Jakarta – Humas BRIN. Kurikulum merdeka merupakan salah satu kebijakan Pemerintah Republik Indonesia yang diambil dalam rangka untuk meningkatkan efektivitas pengembangan ilmu pengetahun dan teknologi melalui pembelajaran bahasa, sastra, dan literasi. Guna menunjang kebijakan pemerintah tersebut, Pusat Riset Bahasa, Sastra, dan Komunitas pada Organisasi Riset Arkeologi, Bahasa, dan Sastra (OR ABS/Arbastra) BRIN menyelenggarakan webinar seri #11 dengan tema “Kurikulum Merdeka: Pembelajaran Bahasa, Sastra, dan Literasi” hari Selasa (14/2) secara daring melalui Zoom di Jakarta.
Turut hadir sebagai narasumber pada webinar ini, Djoko Saryono (Guru Besar Pendidikan Bahasa dan Sastra Universitas Negeri Malang), Melfi Abra (Praktisi Pendidikan Kurikulum Bermuatan Lokal di Provinsi Sumatera Barat), dan Fairul Zabadi (Peneliti Ahli Madya, Pusat Riset Bahasa, Sastra, dan Komunitas, OR Arbastra BRIN). Acara ini dimoderatori oleh Besse Darmawati. Dalam sambutan dan sekaligus membuka webinar, Kepala OR Arbastra BRIN, Herry Jogaswara menyampaikan bahwa hasil-hasil riset yang ada di pusat-pusat riset OR Arbastra dapat berkontribusi dengan kurikulum merdeka serta menjadi tantangan bagi para peneliti terkait kontribusi di dunia riset.
Pada kesempatan yang sama, Kepala Pusat Riset Bahasa, Sastra, dan Komunitas, Ade Mulyanah menyampaikan bahwa kurikulum merdeka adalah sebuah langkah untuk mentransformasikan pendidikan demi mewujudkan sumber daya manusia yang unggul karena Indonesia memiliki profil Pancasila. “Diharapkan dengan webinar ini, informasi tentang riset yang ada di PR BSK dapat bermanfaat bagi masyarakat dan membuka peluang untuk berkolaborasi dengan mitra,” terangnya. Ade menambahkan, webinar ini juga salah satu upaya dari BRIN sebagai produksi ilmu pengetahuan.

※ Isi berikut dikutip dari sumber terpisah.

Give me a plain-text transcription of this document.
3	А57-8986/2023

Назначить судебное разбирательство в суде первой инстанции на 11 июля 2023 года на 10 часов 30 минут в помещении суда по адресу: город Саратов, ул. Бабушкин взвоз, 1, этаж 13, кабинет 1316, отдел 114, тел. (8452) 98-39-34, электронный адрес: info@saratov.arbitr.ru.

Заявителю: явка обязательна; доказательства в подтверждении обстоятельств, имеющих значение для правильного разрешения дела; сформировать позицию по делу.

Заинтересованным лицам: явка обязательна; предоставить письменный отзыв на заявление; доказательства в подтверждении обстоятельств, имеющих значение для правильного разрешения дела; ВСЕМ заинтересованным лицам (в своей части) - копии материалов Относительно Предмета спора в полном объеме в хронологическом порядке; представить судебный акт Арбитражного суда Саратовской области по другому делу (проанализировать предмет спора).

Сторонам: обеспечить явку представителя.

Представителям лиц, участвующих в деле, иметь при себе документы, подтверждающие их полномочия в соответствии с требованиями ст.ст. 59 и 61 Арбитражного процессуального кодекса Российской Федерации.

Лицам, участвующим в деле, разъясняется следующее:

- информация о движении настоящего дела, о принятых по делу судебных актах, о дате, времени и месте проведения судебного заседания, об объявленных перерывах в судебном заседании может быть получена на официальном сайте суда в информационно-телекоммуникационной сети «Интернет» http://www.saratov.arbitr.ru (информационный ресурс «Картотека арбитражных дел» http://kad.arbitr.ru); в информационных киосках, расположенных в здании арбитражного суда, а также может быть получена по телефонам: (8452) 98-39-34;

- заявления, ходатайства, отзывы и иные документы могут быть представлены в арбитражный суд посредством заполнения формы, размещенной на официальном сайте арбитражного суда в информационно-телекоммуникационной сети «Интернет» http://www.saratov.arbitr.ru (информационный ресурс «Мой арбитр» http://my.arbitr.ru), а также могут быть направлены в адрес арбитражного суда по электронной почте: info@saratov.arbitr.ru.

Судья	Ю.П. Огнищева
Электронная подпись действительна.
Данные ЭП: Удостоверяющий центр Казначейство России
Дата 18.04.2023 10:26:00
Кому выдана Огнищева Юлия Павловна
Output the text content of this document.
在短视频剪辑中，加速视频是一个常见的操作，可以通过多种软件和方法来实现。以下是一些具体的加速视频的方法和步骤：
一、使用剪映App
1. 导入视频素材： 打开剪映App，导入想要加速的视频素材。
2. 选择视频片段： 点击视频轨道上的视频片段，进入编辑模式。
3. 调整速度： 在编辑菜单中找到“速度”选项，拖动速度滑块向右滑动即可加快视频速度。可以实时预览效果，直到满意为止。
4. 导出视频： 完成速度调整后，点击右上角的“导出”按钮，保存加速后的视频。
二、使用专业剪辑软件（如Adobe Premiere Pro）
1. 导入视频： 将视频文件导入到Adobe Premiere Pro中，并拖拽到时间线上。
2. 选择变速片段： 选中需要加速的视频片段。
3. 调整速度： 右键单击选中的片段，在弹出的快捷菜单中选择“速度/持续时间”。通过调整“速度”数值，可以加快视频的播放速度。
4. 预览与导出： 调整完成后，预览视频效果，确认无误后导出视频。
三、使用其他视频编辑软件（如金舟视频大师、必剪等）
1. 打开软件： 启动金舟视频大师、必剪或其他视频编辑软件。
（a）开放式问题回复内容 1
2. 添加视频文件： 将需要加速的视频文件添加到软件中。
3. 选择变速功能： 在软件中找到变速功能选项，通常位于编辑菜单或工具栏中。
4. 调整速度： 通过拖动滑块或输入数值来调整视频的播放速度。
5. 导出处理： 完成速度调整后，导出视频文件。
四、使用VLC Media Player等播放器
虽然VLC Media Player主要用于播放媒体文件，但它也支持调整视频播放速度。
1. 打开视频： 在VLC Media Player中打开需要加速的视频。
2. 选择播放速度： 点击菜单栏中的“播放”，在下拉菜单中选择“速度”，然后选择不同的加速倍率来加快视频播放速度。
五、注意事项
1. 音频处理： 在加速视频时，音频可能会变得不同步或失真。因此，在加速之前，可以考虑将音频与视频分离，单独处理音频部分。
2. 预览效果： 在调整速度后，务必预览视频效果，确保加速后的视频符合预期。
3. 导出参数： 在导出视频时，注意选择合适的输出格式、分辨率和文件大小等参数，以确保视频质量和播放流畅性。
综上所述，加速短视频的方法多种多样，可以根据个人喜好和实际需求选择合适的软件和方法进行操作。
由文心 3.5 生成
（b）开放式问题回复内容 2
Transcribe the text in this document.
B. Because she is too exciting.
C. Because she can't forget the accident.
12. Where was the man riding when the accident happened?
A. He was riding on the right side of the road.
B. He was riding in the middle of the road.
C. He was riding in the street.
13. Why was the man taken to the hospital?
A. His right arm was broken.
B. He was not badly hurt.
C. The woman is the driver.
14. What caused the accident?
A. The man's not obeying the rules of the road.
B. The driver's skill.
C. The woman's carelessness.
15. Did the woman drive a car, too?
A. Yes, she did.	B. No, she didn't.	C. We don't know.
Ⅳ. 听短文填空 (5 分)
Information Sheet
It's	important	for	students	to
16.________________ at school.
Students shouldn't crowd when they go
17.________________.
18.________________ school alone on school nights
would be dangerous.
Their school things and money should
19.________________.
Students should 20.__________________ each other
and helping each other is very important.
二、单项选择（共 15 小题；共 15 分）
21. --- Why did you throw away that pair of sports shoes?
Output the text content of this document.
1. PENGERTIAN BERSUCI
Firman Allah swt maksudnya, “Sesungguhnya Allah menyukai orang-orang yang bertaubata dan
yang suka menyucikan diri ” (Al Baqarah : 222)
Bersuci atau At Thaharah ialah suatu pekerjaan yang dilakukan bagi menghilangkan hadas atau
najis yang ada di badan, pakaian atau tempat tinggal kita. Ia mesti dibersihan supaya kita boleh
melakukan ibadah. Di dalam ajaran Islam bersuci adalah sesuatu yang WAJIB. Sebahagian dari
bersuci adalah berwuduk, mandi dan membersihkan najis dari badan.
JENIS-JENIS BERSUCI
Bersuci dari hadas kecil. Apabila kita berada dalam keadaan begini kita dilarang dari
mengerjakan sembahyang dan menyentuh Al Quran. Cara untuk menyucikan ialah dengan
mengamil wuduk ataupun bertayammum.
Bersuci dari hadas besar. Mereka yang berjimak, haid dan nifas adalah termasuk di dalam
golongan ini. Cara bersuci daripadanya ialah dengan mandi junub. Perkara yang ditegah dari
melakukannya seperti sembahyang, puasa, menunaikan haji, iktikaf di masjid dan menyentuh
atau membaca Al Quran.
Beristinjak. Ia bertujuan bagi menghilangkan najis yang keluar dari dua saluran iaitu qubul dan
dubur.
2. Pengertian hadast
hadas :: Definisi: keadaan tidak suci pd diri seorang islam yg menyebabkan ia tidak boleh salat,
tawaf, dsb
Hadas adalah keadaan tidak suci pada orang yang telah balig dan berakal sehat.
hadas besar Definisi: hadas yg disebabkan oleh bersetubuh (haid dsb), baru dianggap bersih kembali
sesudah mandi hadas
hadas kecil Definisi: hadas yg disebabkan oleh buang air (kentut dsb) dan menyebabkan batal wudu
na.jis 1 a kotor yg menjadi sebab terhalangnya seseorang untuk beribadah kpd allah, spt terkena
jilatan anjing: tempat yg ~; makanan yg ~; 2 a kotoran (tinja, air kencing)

Dalam paparannya, Djoko Saryono menyampaikan bahwa kurikulum merdeka ini berlaku untuk pendidikan dasar dan menengah dan tidak berlaku untuk perguruan tinggi. “Dengan kurikulum merdeka ini, diharapkan mampu menciptakan siswa yang kompeten berbahasa Indonesia, kompeten sastra Indonesia dan kompeten literasi, tegas Djoko. Djoko juga menekankan, untuk itu diperlukan sikap yang merdeka dari manusia yang merdeka.
Melfi Abra menyampaikan bahwa implementasi kurikulum merdeka telah diterapkan di Sumatera Barat melalui muatan lokal yang berdasarkan pada Adat Basandi Syara (ABS)-Syarak Basandi Kitabullah (SBK). Muatan lokal itu berisikan Pendidikan Karakter Budaya Alam Minangkabau (PKBAM) dan Program Unggulan Pendidikan Bukittinggi (PUPB).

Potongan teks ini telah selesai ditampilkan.